Mesmo ainda não tendo formação profissional em Libras, a jovem de 20 anos do bairro de Parelheiros conhece bem a língua, já que aprendeu a se comunicar com ela bem antes de começar a falar português. Seus pais são surdos e, quando pequena, Nzambi se expressava por meio dessa língua de modalidade gestual-visual, que agrega expressões corporais e faciais, o que levou algumas pessoas a acreditarem que ela também possuía algum grau de deficiência auditiva.
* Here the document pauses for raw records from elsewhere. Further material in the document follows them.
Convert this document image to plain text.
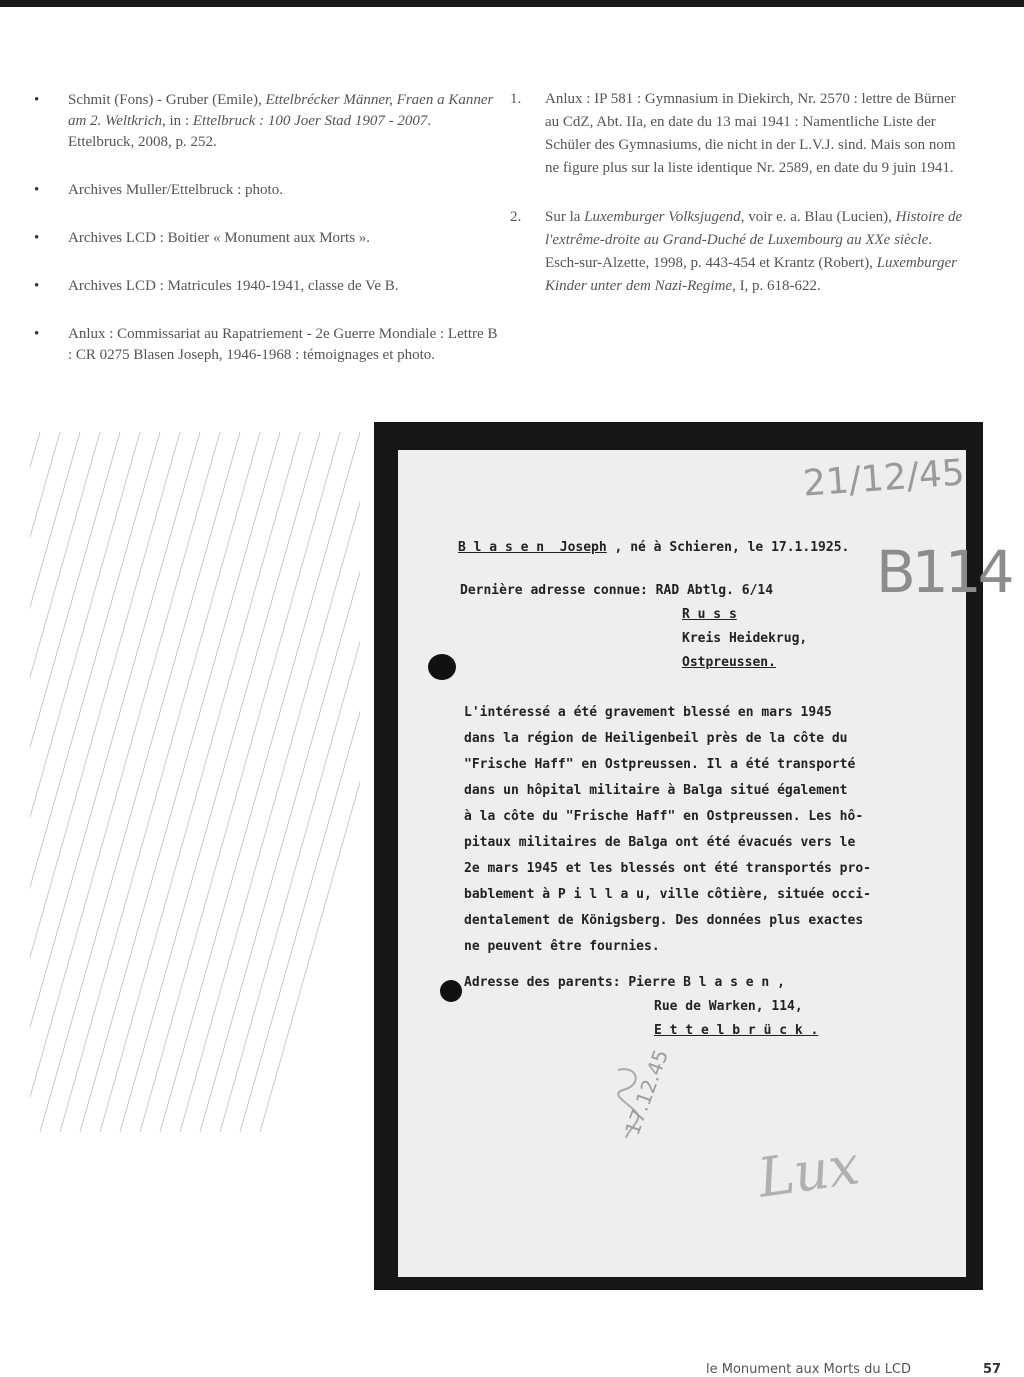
• Schmit (Fons) - Gruber (Emile), Ettelbrécker Männer, Fraen a Kanner am 2. Weltkrich, in : Ettelbruck : 100 Joer Stad 1907 - 2007. Ettelbruck, 2008, p. 252.
• Archives Muller/Ettelbruck : photo.
• Archives LCD : Boitier « Monument aux Morts ».
• Archives LCD : Matricules 1940-1941, classe de Ve B.
• Anlux : Commissariat au Rapatriement - 2e Guerre Mondiale : Lettre B : CR 0275 Blasen Joseph, 1946-1968 : témoignages et photo.
1. Anlux : IP 581 : Gymnasium in Diekirch, Nr. 2570 : lettre de Bürner au CdZ, Abt. IIa, en date du 13 mai 1941 : Namentliche Liste der Schüler des Gymnasiums, die nicht in der L.V.J. sind. Mais son nom ne figure plus sur la liste identique Nr. 2589, en date du 9 juin 1941.
2. Sur la Luxemburger Volksjugend, voir e. a. Blau (Lucien), Histoire de l'extrême-droite au Grand-Duché de Luxembourg au XXe siècle. Esch-sur-Alzette, 1998, p. 443-454 et Krantz (Robert), Luxemburger Kinder unter dem Nazi-Regime, I, p. 618-622.
21/12/45
B114
B l a s e n  Joseph , né à Schieren, le 17.1.1925.
Dernière adresse connue: RAD Abtlg. 6/14
R u s s
Kreis Heidekrug,
Ostpreussen.
L'intéressé a été gravement blessé en mars 1945
dans la région de Heiligenbeil près de la côte du
"Frische Haff" en Ostpreussen. Il a été transporté
dans un hôpital militaire à Balga situé également
à la côte du "Frische Haff" en Ostpreussen. Les hô-
pitaux militaires de Balga ont été évacués vers le
2e mars 1945 et les blessés ont été transportés pro-
bablement à P i l l a u, ville côtière, située occi-
dentalement de Königsberg. Des données plus exactes
ne peuvent être fournies.
Adresse des parents: Pierre B l a s e n ,
Rue de Warken, 114,
E t t e l b r ü c k .
17.12.45
Lux
le Monument aux Morts du LCD	57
“Por um tempo, minha família achou que eu não fosse falar”, conta ela, que mora próximo a parentes que são ouvintes. “Assim que perceberam que isso poderia acontecer, meu pai começou a me levar bastante para a casa da minha avó. Minha tia, que mora junto, até hoje vive falando que foi ela quem me ensinou a falar”, completa.
Capacitismo e ouvintismo
Um dos vídeos mais recentes em que Nzambi atua como intérprete é de um show das gêmeas Tasha e Tracie cantando a música “Pisando Fofo”, de Gloria Groove, como parte do repertório de um baile da DJ Sophia. Nele, as três mulheres compartilham o palco e o zoom é dado às irmãs, mas Nzambi não passou despercebida.
“Gente, é uma intérprete de LIBRAS no palco?”, questiona uma internauta. “Se isso é comum ou não, eu não sei, mas é a primeira vez que estou vendo e eu amei” completa ela.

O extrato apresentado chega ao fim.